New analysis in Frontiers in Medicine highlights numares Health’s urinary metabolite constellation as the first biomarker test to show reliable diagnostic accuracy for detecting acute kidney transplant rejection during the critical first 14 days after transplantation in recipients of living donor kidneys.
The study, “Diagnosis of Early Kidney Allograft Rejection: Influencing Factors in Metabolite‑Based Urine Analysis,” shows that while many biomarker platforms struggle in the immediate post‑transplant phase, the metabolite constellation developed and validated by numares performs with full diagnostic strength from day 1 in living-donor recipients.
Acute rejection remains a major challenge in kidney transplantation, often requiring invasive biopsies for diagnosis. Traditional methods, such as serum creatinine monitoring, lack sensitivity and specificity, leading to missed cases or unnecessary procedures.
The study, led by researchers at University Hospital Regensburg and numares, identified factors that influence the accuracy of numares’ non-invasive urine test for early detection of acute kidney allograft rejection – especially in the immediate phase after transplantation.
Miriam Banas, from the Department of Nephrology at University Hospital Regensburg, said: “Unlike other biomarker approaches, which cannot be applied reliably in the first days after transplantation, this metabolite constellation retains its diagnostic strength in living‑donor recipients. This is a meaningful step toward continuous, non‑invasive monitoring from day one.”
Florian Voss, CEO of numares Health, said: “At numares, we use nuclear magnetic resonance (NMR) spectroscopy to quantify multiple biomarkers from a single serum sample. The paper’s findings are both a validation of our technology and a source of new hope for improving patient outcomes through personalized post-transplant monitoring.”

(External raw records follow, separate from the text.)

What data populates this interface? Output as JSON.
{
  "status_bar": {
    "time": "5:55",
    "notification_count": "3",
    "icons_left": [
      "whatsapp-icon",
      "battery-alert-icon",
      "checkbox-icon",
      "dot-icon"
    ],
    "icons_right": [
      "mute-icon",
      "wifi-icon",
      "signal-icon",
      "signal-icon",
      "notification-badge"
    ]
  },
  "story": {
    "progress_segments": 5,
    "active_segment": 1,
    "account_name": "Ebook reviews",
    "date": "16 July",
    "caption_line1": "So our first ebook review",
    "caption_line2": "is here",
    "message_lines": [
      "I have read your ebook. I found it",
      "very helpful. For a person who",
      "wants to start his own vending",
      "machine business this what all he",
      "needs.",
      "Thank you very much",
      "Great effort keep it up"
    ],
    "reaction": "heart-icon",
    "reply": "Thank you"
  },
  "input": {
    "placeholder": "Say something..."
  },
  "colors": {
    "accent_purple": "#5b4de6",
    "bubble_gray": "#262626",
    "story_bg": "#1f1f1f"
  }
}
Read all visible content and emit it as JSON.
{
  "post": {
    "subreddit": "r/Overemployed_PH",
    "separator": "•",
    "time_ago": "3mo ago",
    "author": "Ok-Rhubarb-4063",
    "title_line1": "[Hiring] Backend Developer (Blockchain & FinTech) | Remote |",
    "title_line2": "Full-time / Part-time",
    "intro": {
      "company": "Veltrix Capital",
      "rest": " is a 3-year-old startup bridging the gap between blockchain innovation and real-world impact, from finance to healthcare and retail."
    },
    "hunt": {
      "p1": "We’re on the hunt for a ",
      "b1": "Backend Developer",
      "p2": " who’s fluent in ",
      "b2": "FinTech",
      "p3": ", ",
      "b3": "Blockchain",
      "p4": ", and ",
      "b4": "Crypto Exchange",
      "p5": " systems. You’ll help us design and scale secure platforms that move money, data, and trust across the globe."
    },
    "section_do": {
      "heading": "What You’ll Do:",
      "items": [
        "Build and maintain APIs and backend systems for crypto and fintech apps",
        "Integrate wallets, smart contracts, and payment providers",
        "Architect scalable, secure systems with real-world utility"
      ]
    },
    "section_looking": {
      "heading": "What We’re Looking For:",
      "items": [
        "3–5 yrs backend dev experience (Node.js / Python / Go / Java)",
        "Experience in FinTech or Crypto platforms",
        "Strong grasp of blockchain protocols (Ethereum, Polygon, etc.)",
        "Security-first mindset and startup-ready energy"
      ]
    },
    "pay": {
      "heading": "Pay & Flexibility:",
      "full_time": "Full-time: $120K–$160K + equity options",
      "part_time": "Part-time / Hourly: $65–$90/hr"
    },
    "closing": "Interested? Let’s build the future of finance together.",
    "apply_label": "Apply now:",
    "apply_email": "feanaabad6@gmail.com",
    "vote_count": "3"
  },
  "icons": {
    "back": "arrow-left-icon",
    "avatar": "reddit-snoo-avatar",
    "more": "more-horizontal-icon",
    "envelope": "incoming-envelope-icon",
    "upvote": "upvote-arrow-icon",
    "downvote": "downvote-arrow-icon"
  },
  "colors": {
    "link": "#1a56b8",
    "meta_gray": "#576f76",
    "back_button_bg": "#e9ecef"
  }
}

numares Health’s urinary assay leverages NMR metabolomics to support clinical decision making in the context of kidney transplant rejection. The non-test analyses and evaluates a metabolite biomarker constellation previously identified and validated and is suitable for outpatient monitoring to improve patient compliance, decreasing the need for a biopsy.

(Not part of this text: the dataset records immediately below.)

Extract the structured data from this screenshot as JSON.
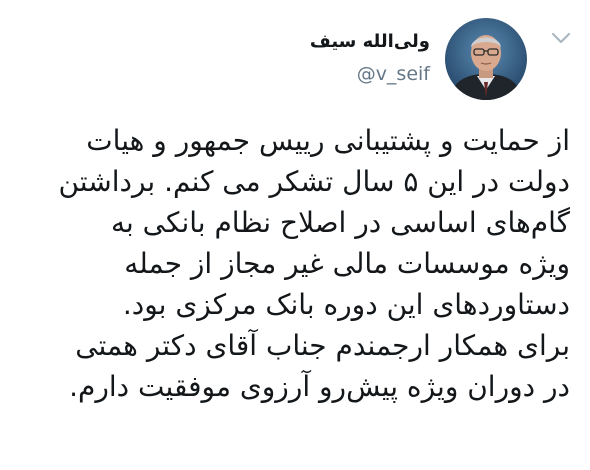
{
  "header": {
    "display_name": "ولی‌الله سیف",
    "handle": "@v_seif"
  },
  "tweet": {
    "lines": [
      "از حمایت و پشتیبانی رییس جمهور و هیات",
      "دولت در این ۵ سال تشکر می کنم. برداشتن",
      "گام‌های اساسی در اصلاح نظام بانکی به",
      "ویژه موسسات مالی غیر مجاز از جمله",
      "دستاوردهای این دوره بانک مرکزی بود.",
      "برای همکار ارجمندم جناب آقای دکتر همتی",
      "در دوران ویژه پیش‌رو آرزوی موفقیت دارم."
    ]
  },
  "icons": {
    "menu": "chevron-down-icon",
    "avatar": "profile-photo"
  },
  "colors": {
    "text": "#14171a",
    "handle": "#657786",
    "chevron": "#aab8c2",
    "background": "#ffffff"
  }
}
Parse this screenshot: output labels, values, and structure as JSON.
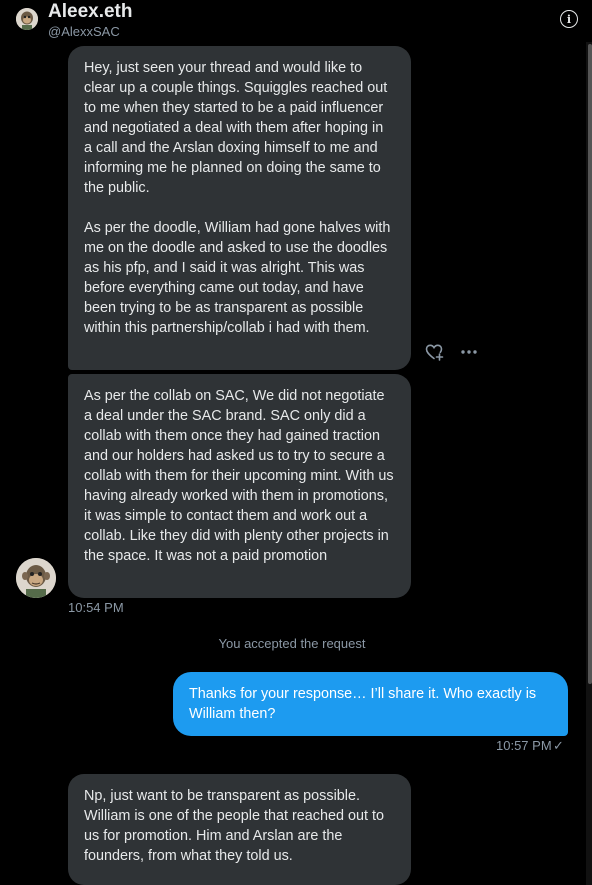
{
  "header": {
    "name": "Aleex.eth",
    "handle": "@AlexxSAC"
  },
  "messages": [
    {
      "text": "Hey, just seen your thread and would like to clear up a couple things. Squiggles reached out to me when they started to be a paid influencer and negotiated a deal with them after hoping in a call and the Arslan doxing himself to me and informing me he planned on doing the same to the public.\n\nAs per the doodle, William had gone halves with me on the doodle and asked to use the doodles as his pfp, and I said it was alright. This was before everything came out today, and have been trying to be as transparent as possible within this partnership/collab i had with them."
    },
    {
      "text": "As per the collab on SAC, We did not negotiate a deal under the SAC brand. SAC only did a collab with them once they had gained traction and our holders had asked us to try to secure a collab with them for their upcoming mint. With us having already worked with them in promotions, it was simple to contact them and work out a collab. Like they did with plenty other projects in the space. It was not a paid promotion"
    },
    {
      "time": "10:54 PM"
    },
    {
      "system": "You accepted the request"
    },
    {
      "text": "Thanks for your response… I’ll share it. Who exactly is William then?",
      "time": "10:57 PM",
      "status": "✓"
    },
    {
      "text": "Np, just want to be transparent as possible. William is one of the people that reached out to us for promotion. Him and Arslan are the founders, from what they told us."
    }
  ],
  "icons": {
    "info": "info-icon",
    "react": "heart-plus-icon",
    "more": "more-horizontal-icon"
  },
  "colors": {
    "background": "#000000",
    "received_bubble": "#2f3336",
    "sent_bubble": "#1d9bf0",
    "muted_text": "#8b98a5"
  }
}
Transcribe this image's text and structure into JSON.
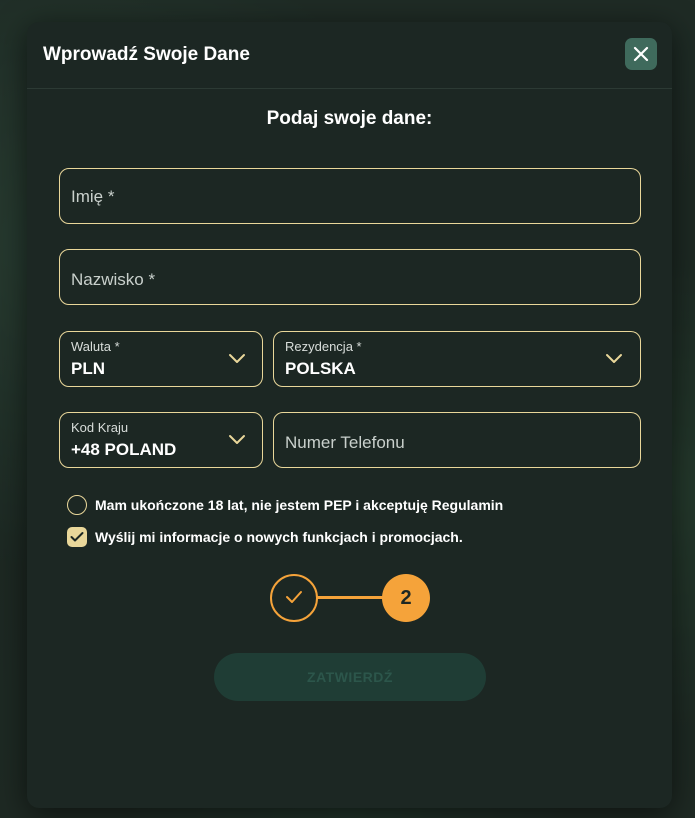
{
  "modal": {
    "title": "Wprowadź Swoje Dane",
    "close_icon": "close-icon",
    "subtitle": "Podaj swoje dane:"
  },
  "form": {
    "first_name": {
      "placeholder": "Imię *"
    },
    "last_name": {
      "placeholder": "Nazwisko *"
    },
    "currency": {
      "label": "Waluta *",
      "value": "PLN"
    },
    "residency": {
      "label": "Rezydencja *",
      "value": "POLSKA"
    },
    "country_code": {
      "label": "Kod Kraju",
      "value": "+48 POLAND"
    },
    "phone": {
      "placeholder": "Numer Telefonu"
    },
    "consents": [
      {
        "label": "Mam ukończone 18 lat, nie jestem PEP i akceptuję Regulamin",
        "checked": false
      },
      {
        "label": "Wyślij mi informacje o nowych funkcjach i promocjach.",
        "checked": true
      }
    ],
    "submit_label": "ZATWIERDŹ"
  },
  "stepper": {
    "completed_icon": "checkmark-icon",
    "current_step": "2"
  },
  "colors": {
    "accent_orange": "#f5a33a",
    "field_border": "#e9d79a",
    "modal_bg": "#1c2723",
    "close_button_bg": "#3f6a5c",
    "submit_disabled_bg": "#1f3d35"
  }
}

The UMBRELLA study, conducted at the Department of Nephrology, University Hospital Regensburg, Germany, analysed 682 urine samples from 109 kidney transplant recipients within the first 14 days post-transplant, using metabolomic profiling alongside 29 clinical and transplant-related parameters. Ten significant confounding factors were identified, including donor type, ischemia times, deceased donor status, recipient age, residual urine volume, eGFR, induction therapy, and HLA mismatches.